Six months later, he was healthy enough to accept a sponsor’s exemption into the classic. It was a different Compton this time around. When he was a kid, he was reluctant to speak about having had a heart transplant. He wanted to just be thought of as another golfer. He didn’t realize that he’d never be “just another golfer.”

Today, he’s a proud spokesman for organ donations and transplants. Thanks in part to the steadfastness of Casey Martin years ago when he took the PGA Tour to court for the right to ride a golf cart in tournament play, Compton just might yet realize his dream of playing golf at the highest level.

I think the only person who cares if he realizes his dream is Compton himself. Sometimes the glory is in the journey and not the destination. His effort and persistence is inspiring.

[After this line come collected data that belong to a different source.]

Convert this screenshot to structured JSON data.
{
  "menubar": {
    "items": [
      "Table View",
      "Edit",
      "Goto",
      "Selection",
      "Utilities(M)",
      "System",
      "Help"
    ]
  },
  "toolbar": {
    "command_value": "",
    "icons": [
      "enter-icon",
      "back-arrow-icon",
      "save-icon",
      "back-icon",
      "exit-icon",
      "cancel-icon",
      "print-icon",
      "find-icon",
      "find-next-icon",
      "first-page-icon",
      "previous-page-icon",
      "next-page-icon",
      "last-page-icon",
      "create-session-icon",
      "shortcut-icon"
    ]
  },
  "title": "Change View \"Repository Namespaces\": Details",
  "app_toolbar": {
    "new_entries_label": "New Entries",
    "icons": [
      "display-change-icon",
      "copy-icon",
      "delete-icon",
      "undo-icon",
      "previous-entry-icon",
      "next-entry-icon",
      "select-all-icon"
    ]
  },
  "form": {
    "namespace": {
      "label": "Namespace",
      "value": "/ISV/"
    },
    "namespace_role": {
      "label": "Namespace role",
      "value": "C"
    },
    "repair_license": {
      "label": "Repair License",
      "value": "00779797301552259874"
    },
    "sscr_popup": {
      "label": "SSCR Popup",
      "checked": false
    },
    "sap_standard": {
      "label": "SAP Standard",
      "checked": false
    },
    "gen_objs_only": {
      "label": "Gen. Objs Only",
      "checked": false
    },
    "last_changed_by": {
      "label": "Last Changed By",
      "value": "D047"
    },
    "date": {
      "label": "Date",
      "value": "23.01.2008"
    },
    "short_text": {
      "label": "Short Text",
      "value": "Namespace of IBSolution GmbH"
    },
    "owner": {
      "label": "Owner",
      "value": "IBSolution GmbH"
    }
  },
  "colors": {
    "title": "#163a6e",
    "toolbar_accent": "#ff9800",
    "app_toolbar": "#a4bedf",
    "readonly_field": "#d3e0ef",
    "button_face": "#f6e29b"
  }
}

The PGA Tour has come up with yet another format for the FedEx Cup playoffs. The new plan calls for the season-long points will be reset and the top 125 point earners will play in the first event. That number is down from 144. The next week the top 90 players will be in the field—down from 120.

The third event will feature the remaining to 60 points down from 70. In the Tour Championship finale, the field will be cut to 30 again, but the points will be reset so everyone will have a chance to win. So, in other words, the first three weeks of the playoffs the strategy will be to play to not be eliminated. This could cause some very boring, close to the vest golf.

Even if it does, this seems to make more sense than anything else they’ve tried.


If Erik Compton hadn’t been in the field of the Children’s Miracle Network Classic, the story would have been the play of Jeff Overton. Less than a month ago, Overton underwent an emergency appendectomy and a week and a half later was back on Tour. Such is the life of a PGA Tour player who is on the top 125 money list bubble.

Granted the surgical procedure is a lot less invasive that it once was, but a week and a half? Also, there was one other issue. Because of drug testing, most pain killers are on the banned list, so Overton had to go cold turkey. Finally, he applied with the Tour for a waiver so he could take Percocet. Two days later the Tour granted the waiver. Little did they know that Overton had rolled the dice and took a chance that this wasn’t his week to be tested. As it turned out, he was right.

What this points out is the silliness of drug testing parameters. It wasn’t as if Overton was faking a problem. He had the surgery and I would imagine he was in pain. It should have been an automatic waiver from day one. Kudos for granting the waiver citing that they put a player’s health needs first. Just wondering why it was an issue in the first place.


Rumors that the Sergio Garcia, Morgan – Leigh Norman romance had landed in Splitsville were premature. She accompanied the Spaniard to China for the HSBC Championship. You don’t think she’s giving him putting lessons, do you? His turnaround with the flat stick has been amazing. I wonder that if this relationship continues to develop, Morgan – Leigh’s Dad Greg will insist the Sergio start playing MacGregor equipment?
Bartender, a magnum of your finest champagne, please, Let us raise a glass to Erik and Jeff for two very gutsy performances.